Homelessness Standstill in California: Why We Can’t Get Out



Homelessness Standstill in California: Why We Can’t Get Out

According to the White House Council on Economic Advisors, homelessness is a “serious problem” caused by decades of misguided and faulty policies. In California, the epidemic persists, despite new taxes, new legislation, and increasing national attention. Why can’t we come together and solve the problem?

Politics at play

In California the scenario plays out like this. In addressing the issue, Ben Carson visits Los Angeles and acknowledges that people are suffering, and something must be done. People applaud, it makes headlines, and Trump boasts. Mixed in with the applause and news articles is the real message that Carson and most of our elected officials want us to know: “It is not the government’s responsibility to fix this problem.”

Carson seems to weave this message in every time he speaks about the homelessness epidemic. And the actions clearly support that message, as the overall budget is net down since Trump took office. See 4 Reasons the Script on Ending Homelessness Needs to Be Rewritten.

Even the budget to care for our veterans remains flat. While we all want our troops to be removed from harm’s way, we seem to fall short when it comes to what happens to them when they come home. Many of them end up on the streets due to untreated mental illness, including PTSD.

Trump pays a visit to Los Angeles and calls the city a disgrace. He shames it and all of its officials and people. His solution? Reject calls for funding and put it back on the state — a state government that he hates because many of California’s elected officials continue to play that hate, self-pity and victim card toward the president and our country.

What an example we have here, where hate is exchanged for hate and all the while the number of people living on the streets (many without shelter) is growing, along with the death toll which is expected to reach 1,000 people in LA this year — greater than the homicide rate in our nation’s second largest city.

California Gov. Gavin Newsom now proposes to declare a state of emergency in California and quickly approve more legislation that had probably been sitting on his predecessors’ desk for the last two terms. Voters already approved $1.2 billion for proposition HHH in 2016. The money hasn’t been spent as there were too many laws and environmental reviews in the way. It has taken nearly three years for a governor in this state to take action on legislation that was blocking this. Yet, California has accepted the additional tax revenues since 2016.

According to the LA Times, LA County claimed it took almost 22,000 people off the streets in 2018. In the last two and a half years only 477 emergency shelter beds have been added, even though an emergency shelter crisis was declared in 2018. However, the incomplete and inaccurate count shows the homeless numbers on the rise. In LA County, the politician’s debate about whether to build more public bathrooms at an estimated cost of around $385,000 each.
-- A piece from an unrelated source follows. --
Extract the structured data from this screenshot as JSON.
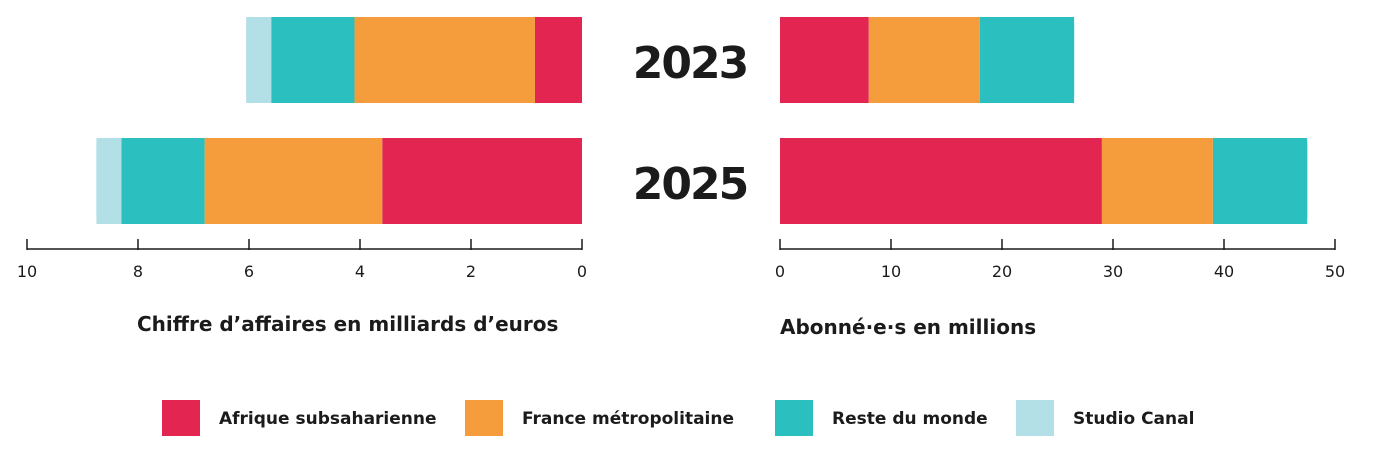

In San Francisco, the city spent nearly $2 billion for permanent and supportive housing (2004–2014) and now the streets are in decay with major outbreaks of Hepatitis A, typhoid and typhus around street encampments (San Francisco, Hostage to the Homeless, City Journal). Today, in San Francisco, a unit of affordable housing costs between $600,000 and $800,000 and building houses for all the homeless would run about $6.4 billion. Many drug courts have been closed with judges refusing to sentence offenders to jail time for fear of overcrowding the jail system.

And with Proposition 47 voted in for California in 2014, the police are rendered nearly powerless as many drug-related crimes do not carry the weight of a felony anymore (i.e., possession under $950 value). So, at a street price of $20 per packet of fentanyl, a dealer can make 47 transactions that could kill 47 people and it’s not a felony! The drug dealers, with the politicians’ assistance, have laid siege to this city (San Francisco) and have kept many homeless addicts disincentivized to seek proper treatment and care. The cost of drugs such as fentanyl remains cheap; however, a small dosage remains lethal.

Bipartisanship no longer exists in this country with the two main parties operating from a place of fear, hate, and resentment. They all proclaim they are for the greater good for all us. But when it comes to this nationwide crisis that just doesn’t hold true.

According to worldwide data, in Ukraine, about 1 million people per night are homeless. In the US, that number is about 550,000. Considering Ukraine’s average monthly income of $200, limited aid, corruption, and a failing economy, one could understand its bleak situation. Why does the US have any homeless at all with the world’s largest economy? The 2019 budget for HUD is $44.1 billion, which is still lower than it was a few years ago. SAMSHA and programs for veterans remain flat.

Meanwhile, back on the streets…

The problem lives on. On any given day in California, almost 130,000 people experience homelessness.Single moms are increasingly at risk. We have to put politics aside and get serious about solutions (like these 5 radical ideas). We have to accept that we all have a responsibility to look out for each other. Lives are at risk. We have to do better and that includes our government.